输入：word1 = ["a", "cb"], word2 = ["ab", "c"]
输出：false

示例 3：

输入：word1  = ["abc", "d", "defg"], word2 = ["abcddefg"]
输出：true

提示：

1 <= word1.length, word2.length <= 10³
1 <= word1[i].length, word2[i].length <= 10³
1 <= sum(word1[i].length), sum(word2[i].length) <= 10³
word1[i] 和 word2[i] 由小写字母组成

解法

方法一：字符串拼接

将两个数组中的字符串拼接成两个字符串，然后比较两个字符串是否相等。

时间复杂度 $O(m)$，空间复杂度 $O(m)$。其中 $m$ 为数组中字符串的总长度。

Python3JavaC++GoTypeScriptRustC

class Solution:
    def arrayStringsAreEqual(self, word1: List[str], word2: List[str]) -> bool:
        return ''.join(word1) == ''.join(word2)

class Solution {
    public boolean arrayStringsAreEqual(String[] word1, String[] word2) {
        return String.join("", word1).equals(String.join("", word2));
    }
}

class Solution {
public:
    bool arrayStringsAreEqual(vector<string>& word1, vector<string>& word2) {
        return reduce(word1.cbegin(), word1.cend()) == reduce(word2.cbegin(), word2.cend());
    }
};

func arrayStringsAreEqual(word1 []string, word2 []string) bool {
    return strings.Join(word1, "") == strings.Join(word2, "")
}

function arrayStringsAreEqual(word1: string[], word2: string[]): boolean {
    return word1.join('') === word2.join('');
}

impl Solution {
    pub fn array_strings_are_equal(word1: Vec<String>, word2: Vec<String>) -> bool {
        word1.join("") == word2.join("")
    }
}

bool arrayStringsAreEqual(char** word1, int word1Size, char** word2, int word2Size) {
    int i = 0;
    int j = 0;
    int x = 0;
    int y = 0;
    while (i < word1Size && j < word2Size) {
        if (word1[i][x++] != word2[j][y++]) {
            return 0;
        }

        if (word1[i][x] == '\0') {
            x = 0;
            i++;
        }
        if (word2[j][y] == '\0') {
            y = 0;
            j++;
        }
    }
    return i == word1Size && j == word2Size;
}

方法二：直接遍历

方法一中，我们是将两个数组中的字符串拼接成两个新的字符串，有额外的空间开销。我们也可以直接遍历两个数组，逐个字符比较。

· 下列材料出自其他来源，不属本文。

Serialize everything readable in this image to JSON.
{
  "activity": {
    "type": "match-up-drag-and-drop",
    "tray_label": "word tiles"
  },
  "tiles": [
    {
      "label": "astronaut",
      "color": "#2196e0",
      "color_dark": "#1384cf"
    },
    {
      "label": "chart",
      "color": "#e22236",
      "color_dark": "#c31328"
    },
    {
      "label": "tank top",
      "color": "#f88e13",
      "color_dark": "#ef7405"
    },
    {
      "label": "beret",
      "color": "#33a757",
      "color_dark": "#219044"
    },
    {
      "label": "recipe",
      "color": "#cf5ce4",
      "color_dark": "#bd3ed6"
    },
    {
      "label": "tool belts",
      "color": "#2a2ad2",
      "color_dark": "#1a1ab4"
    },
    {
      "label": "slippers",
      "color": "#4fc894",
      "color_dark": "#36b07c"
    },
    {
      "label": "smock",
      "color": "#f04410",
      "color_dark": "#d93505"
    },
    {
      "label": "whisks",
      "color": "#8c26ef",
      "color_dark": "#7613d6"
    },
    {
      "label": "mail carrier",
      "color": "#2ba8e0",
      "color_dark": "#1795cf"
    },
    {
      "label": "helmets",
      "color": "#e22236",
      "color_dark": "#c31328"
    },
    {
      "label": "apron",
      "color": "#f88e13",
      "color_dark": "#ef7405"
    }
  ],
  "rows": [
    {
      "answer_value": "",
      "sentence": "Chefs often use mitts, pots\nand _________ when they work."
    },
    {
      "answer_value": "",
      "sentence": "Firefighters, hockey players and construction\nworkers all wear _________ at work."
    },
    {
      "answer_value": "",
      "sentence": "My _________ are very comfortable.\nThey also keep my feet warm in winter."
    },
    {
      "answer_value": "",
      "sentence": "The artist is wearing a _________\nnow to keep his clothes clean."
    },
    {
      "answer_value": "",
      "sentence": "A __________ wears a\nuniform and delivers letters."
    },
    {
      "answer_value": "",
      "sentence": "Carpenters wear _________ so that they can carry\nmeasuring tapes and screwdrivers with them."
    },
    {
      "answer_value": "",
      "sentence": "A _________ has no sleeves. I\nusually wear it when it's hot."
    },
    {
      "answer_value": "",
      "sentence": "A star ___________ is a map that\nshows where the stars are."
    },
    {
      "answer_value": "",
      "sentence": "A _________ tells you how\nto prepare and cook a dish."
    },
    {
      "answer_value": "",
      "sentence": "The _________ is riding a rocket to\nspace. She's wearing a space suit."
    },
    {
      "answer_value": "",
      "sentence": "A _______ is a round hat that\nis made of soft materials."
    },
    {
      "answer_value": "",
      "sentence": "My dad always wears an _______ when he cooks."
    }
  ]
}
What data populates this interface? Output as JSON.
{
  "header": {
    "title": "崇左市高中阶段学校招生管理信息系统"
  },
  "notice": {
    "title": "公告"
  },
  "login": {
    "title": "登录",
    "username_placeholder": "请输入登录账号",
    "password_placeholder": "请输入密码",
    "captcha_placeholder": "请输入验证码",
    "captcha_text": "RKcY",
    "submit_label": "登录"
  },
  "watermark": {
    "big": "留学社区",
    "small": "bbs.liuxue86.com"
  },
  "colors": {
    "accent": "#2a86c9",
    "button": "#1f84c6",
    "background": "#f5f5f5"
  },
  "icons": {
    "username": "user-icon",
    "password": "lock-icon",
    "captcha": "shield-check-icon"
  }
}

我们使用两个指针 $i$ 和 $j$ 分别指向两个字符串数组，用另外两个指针 $x$ 和 $y$ 分别指向字符串对应的字符。初始时 $i = j = x = y = 0$。

每次比较 $word1[i][x]$ 和 $word2[j][y]$，如果不相等，直接返回 false。否则，将 $x$ 和 $y$ 分别加 $1$，如果 $x$ 或 $y$ 超出了对应的字符串的长度，将对应的字符串指针 $i$ 或 $j$ 加 $1$，然后将 $x$ 和 $y$ 重置为 $0$。

如果两个字符串数组遍历完毕，返回 true，否则返回 false。

时间复杂度 $O(m)$，空间复杂度 $O(1)$。其中 $m$ 为数组中字符串的总长度。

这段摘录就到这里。